Увидев через окно перепачканного в грязи сына, Наталья Кирилловна сейчас же погнала его домой, раздела догола и уложила в постель.
«Робятки», тщетно прождав у крыльца возвращения «полковника», решили идти к царице с челобитного.
– Не можно нам без полковника, – поклонился Наталье Кирилловне долговязый Матвеев.
Царица укоризненно поглядела на посла.
– В кого, не возьму в толк, пошёл ты, Андрюшка? Нешто так обо мне да об иных кровных царских заботился родитель твой Артамон?
Виноватая улыбочка Матвеева все же тронула её. Она пожурила его ещё немного, скорее для порядка, чем со зла, и склонилась к заливающемуся горькими слезами царевичу:
– Ладно. Ужо будь по-вашему.
Пётр порывисто обнял мать.
– Удушишь! – с трудом вырвалась Наталья Кирилловна и с материнскою гордостью повернулась к стоявшим у порога ближним. – Эка силища у робёнка у малого!
Одетый спальниками, царевич сунулся было в сени, чтобы идти снова на двор, но мать решительно загородила дорогу.
– И в думках не держи, чтоб я ныне на хворь тебя отпустила. Пригож будешь и в терему.

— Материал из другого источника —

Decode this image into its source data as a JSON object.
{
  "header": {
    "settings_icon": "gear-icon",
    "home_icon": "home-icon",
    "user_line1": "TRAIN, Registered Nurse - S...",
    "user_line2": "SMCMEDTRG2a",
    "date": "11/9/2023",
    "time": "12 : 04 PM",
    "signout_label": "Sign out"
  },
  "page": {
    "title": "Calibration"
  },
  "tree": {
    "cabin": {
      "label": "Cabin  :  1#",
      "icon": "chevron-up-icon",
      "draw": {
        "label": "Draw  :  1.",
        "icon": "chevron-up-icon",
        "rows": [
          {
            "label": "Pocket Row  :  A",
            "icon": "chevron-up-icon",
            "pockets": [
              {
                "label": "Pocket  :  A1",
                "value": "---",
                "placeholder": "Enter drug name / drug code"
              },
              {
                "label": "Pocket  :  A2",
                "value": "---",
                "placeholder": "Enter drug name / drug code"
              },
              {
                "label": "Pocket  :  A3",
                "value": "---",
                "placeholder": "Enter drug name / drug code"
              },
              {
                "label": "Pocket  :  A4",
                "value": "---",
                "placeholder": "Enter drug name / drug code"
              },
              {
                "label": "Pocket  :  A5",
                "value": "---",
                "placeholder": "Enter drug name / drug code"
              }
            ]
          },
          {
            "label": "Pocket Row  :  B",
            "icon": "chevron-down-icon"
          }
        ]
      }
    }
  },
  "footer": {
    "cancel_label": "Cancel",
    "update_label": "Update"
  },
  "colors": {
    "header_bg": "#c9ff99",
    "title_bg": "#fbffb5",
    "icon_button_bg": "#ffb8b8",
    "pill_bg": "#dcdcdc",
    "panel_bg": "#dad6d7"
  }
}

Низкий теремок Петра полон «робятками». Расшалился царевич. Стонет под ним деревянный конь в богатом уборе позолоченными стременами и уздечкой, сияющей изумрудами. Поют стрелы, спущенные с посеребрённых луков, грозно развеваются пёстро расписанные знамёна, стучат, гулко бранятся, лязгают топорики, обушки, шестопёры[45], цымбальцы[46] исходят в развеселейшем переклике.
Но пуще общего гомона мелкая дробь, неугомонно сыплющаяся по всем углам хоромин и огромного усадебного двора.
То Пётр, закатив вдохновенно глаза, исступлённо бьёт в барабан.
Шагают роты, идут друг на друга, на лицах не детское увлечение забавой, а настоящая, неподдельная жажда ратного подвига. Ожесточённо мелькают крепко сжатые кулаки, ручьями льётся кровь из разбитых носов.